You tried to make the best of it, knowing how much you were loved. But as the years went by, and the other wife began having children while you remained childless you felt your dream come crashing down around you. Your heart ached to think perhaps you were being punished by God and the unkind words of the other wife wounded your spirit.
The worst times were the annual trips to Shiloh to worship and sacrifice to the Lord at the Temple. Your husband would gather the whole family together to make the journey. On the days of the sacrifice the children were given portions of the meat. Then the taunts and jeers from the other wife became unbearable, reducing you to tears. Not even your husband's attempts to console you could ease your pain.
One year, after the sacrificial meal, with the words of ridicule ringing in your ears, you made your way inside the Temple to pray. Bitter tears coursed down your cheeks as you cried out to God for a son - promising to give him back to Him for a lifetime of service if He would only answer your prayer.
As you prayed, the priest Eli stood watching. Your distress, the way your lips moved without uttering a word, made him accuse you of being drunk. Your sensitive heart recoiled at the thought, and you told him about your deep sorrow and your prayer. His heart softened toward you, and he spoke a blessing - asking God to grant your request.
Within the space of a year you gave birth to a son and named him Samuel (heard of God). It isn't difficult to imagine the joy you felt. You held the answer to your prayers close to your heart and gave thanks.
And now, you have a promise to keep. You must take this precious gift from God and give him back - not a figurative act of surrender, but a real giving up of your longed-for son.You keep him with you for a time, until he is weaned.
During those few precious years you haven't made the journey to the Temple with the rest of the family, but this time you go - taking your little son with you. Imagine holding tightly to his little hand as you lead him into the Temple. You present him to Eli, reminding him of the promise you made several years ago. Then imagine, if you can, walking away.
Here is how scripture describes the scene. "Sir, do you remember me?" Hannah asked. "I am the woman who stood here several years ago praying to the Lord. I asked the Lord to give me this boy, and he has granted my request. Now I am giving him to the Lord, and he will belong to the Lord his whole life. And they worshiped the Lord there."I Samuel 2: 26-28
The very next chapter is Hannah's prayer of praise - a prayer very similar to the one prayed by Mary, the mother of Jesus.

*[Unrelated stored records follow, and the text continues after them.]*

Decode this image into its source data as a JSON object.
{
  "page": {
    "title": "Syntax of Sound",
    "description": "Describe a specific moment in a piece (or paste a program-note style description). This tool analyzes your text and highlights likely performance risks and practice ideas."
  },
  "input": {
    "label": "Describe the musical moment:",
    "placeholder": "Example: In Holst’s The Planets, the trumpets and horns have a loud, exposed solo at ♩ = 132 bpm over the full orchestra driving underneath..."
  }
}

It is remarkable, I think, this faith. The Temple wasn't necessarily the best environment for a little boy (We soon learn about Eli's wicked son's.). But Hannah knew her God. She knew He could be trusted. She rested in His unfailing love.

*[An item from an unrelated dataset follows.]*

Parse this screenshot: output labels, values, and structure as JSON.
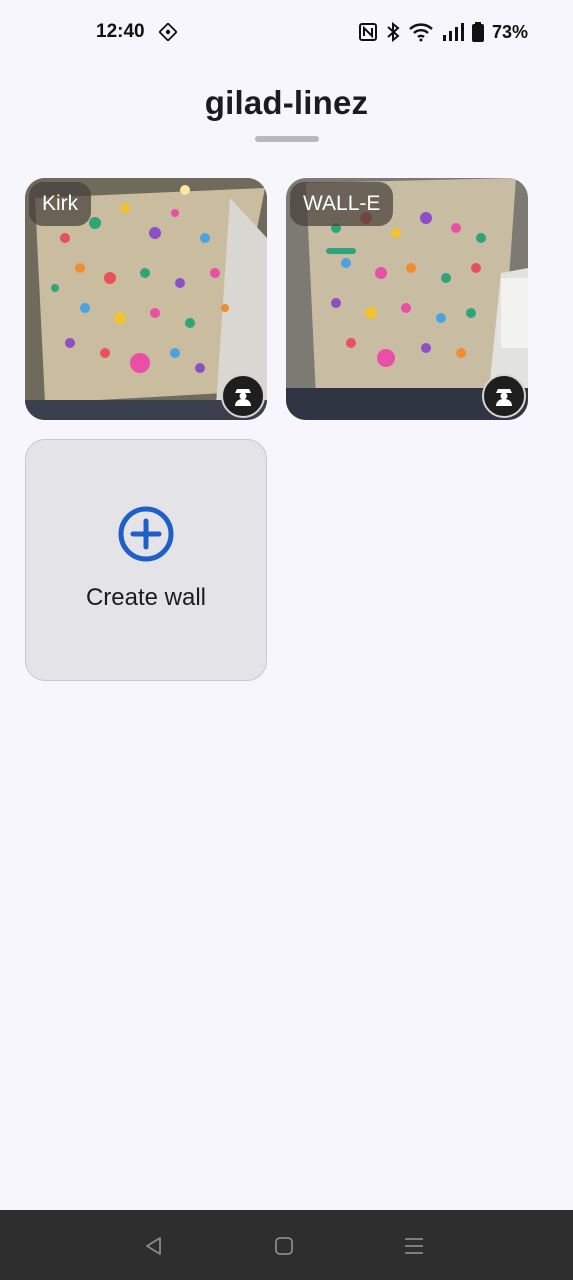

In the years to come, Hannah had other children - three sons and two daughters, but she didn't know she would have more children when she brought Samuel to Eli. She simply trusted the God who loved her.

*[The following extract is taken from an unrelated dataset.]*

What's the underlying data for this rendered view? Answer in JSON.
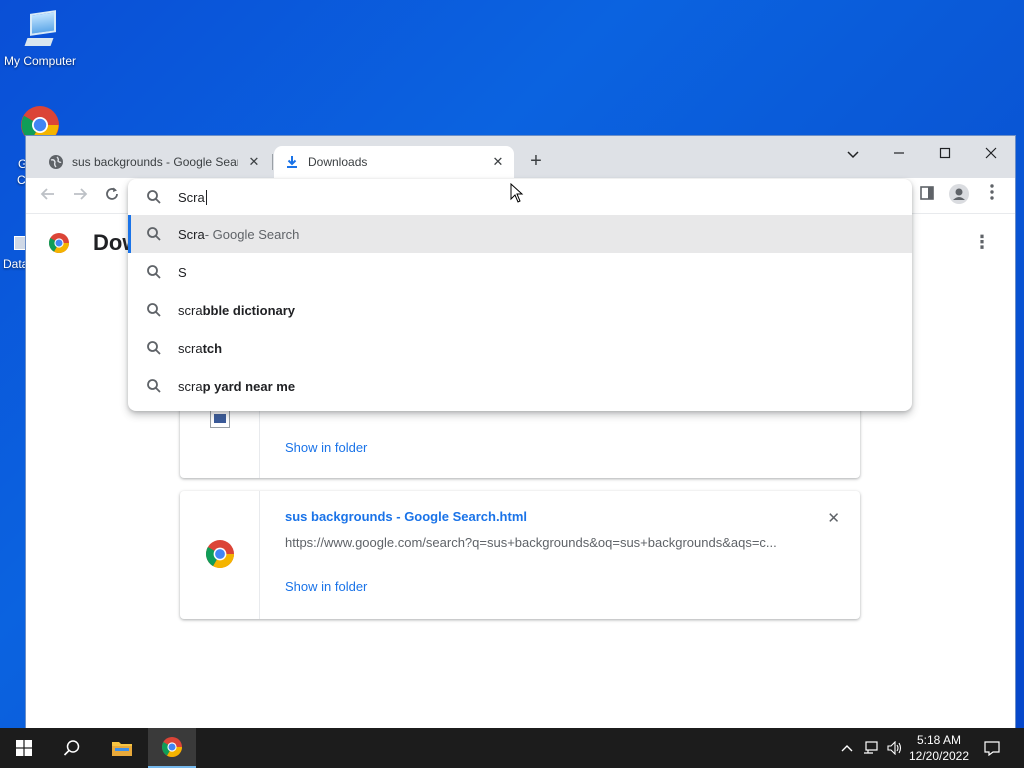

He grew in favor with the Lord and with the people and was used mightily by God.
Hannah wasn't birthed in my imagination. She lived and breathed and walked this earth. I'm thankful God shared her story with us. When I'm tempted to worry about the people I love; when I try to control everything around me - she reminds me God is faithful and trustworthy - and filled with lovingkindness. He sees us, when we feel insignificant and small and cares about every detail of our lives. He is good.